I am looking at the calculation of the SerDes lane speed.

The DAC  has a 14 bit resolutiion but the formula always make reference to 16 bits.

"FSerDes = 1 (Non-interleaved I/Q) x 368.64 Msps x 16 bits x 10/8 = 7372.8 Mbps,

where

• 10/8 is for 8b/10b decoding"

Does it mean that the number of bits sent by the FPGA is 16bits  and  it is  different from the DAC interface?

How does it work? I send 16bits and my DAC interface is 14bits so what is the purpose to do that? 16 bits as input is mandatory?

Best Regards

Fabien

  • 0
    TI__Intellectual 2750 points
    Fabien,
    It's a good question.

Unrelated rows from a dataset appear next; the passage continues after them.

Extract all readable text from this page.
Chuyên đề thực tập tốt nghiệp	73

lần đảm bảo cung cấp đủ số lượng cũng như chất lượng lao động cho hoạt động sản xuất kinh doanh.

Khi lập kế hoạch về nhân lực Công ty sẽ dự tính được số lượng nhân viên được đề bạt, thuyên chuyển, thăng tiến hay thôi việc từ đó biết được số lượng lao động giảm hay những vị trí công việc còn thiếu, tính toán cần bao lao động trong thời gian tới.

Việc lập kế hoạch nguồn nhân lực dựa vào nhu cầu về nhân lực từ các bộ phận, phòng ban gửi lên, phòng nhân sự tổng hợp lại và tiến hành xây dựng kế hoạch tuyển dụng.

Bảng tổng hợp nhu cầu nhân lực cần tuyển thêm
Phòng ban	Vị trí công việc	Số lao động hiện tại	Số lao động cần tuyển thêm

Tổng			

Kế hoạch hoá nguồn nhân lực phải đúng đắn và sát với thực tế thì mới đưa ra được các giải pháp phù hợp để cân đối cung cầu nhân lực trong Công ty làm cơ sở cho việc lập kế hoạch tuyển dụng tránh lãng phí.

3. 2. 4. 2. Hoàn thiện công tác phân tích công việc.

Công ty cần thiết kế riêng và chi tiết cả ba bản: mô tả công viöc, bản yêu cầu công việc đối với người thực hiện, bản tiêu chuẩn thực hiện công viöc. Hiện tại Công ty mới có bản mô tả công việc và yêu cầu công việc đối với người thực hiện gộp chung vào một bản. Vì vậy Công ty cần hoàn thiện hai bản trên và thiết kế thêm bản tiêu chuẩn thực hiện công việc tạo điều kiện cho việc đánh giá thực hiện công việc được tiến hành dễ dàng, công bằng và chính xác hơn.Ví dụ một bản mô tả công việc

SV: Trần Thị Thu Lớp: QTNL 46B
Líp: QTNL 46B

The Sample will be N = 14 for your case, but N'+T (the encoded sample) is = 16.
    The extra 2 bits are Control bits (CS) or tail bits (T) utilized by the JESD link.

    The reason why is the JESD204B data must map into Octets (8bits) for encoding through an 8b/10b to maintain serial link transition density and common mode balance on the line.

    If you have not seen it yet, have a look at this document for an overview of the JESD2024B transport layer
    www.ti.com/.../slap161.pdf

    Regards,
    Brian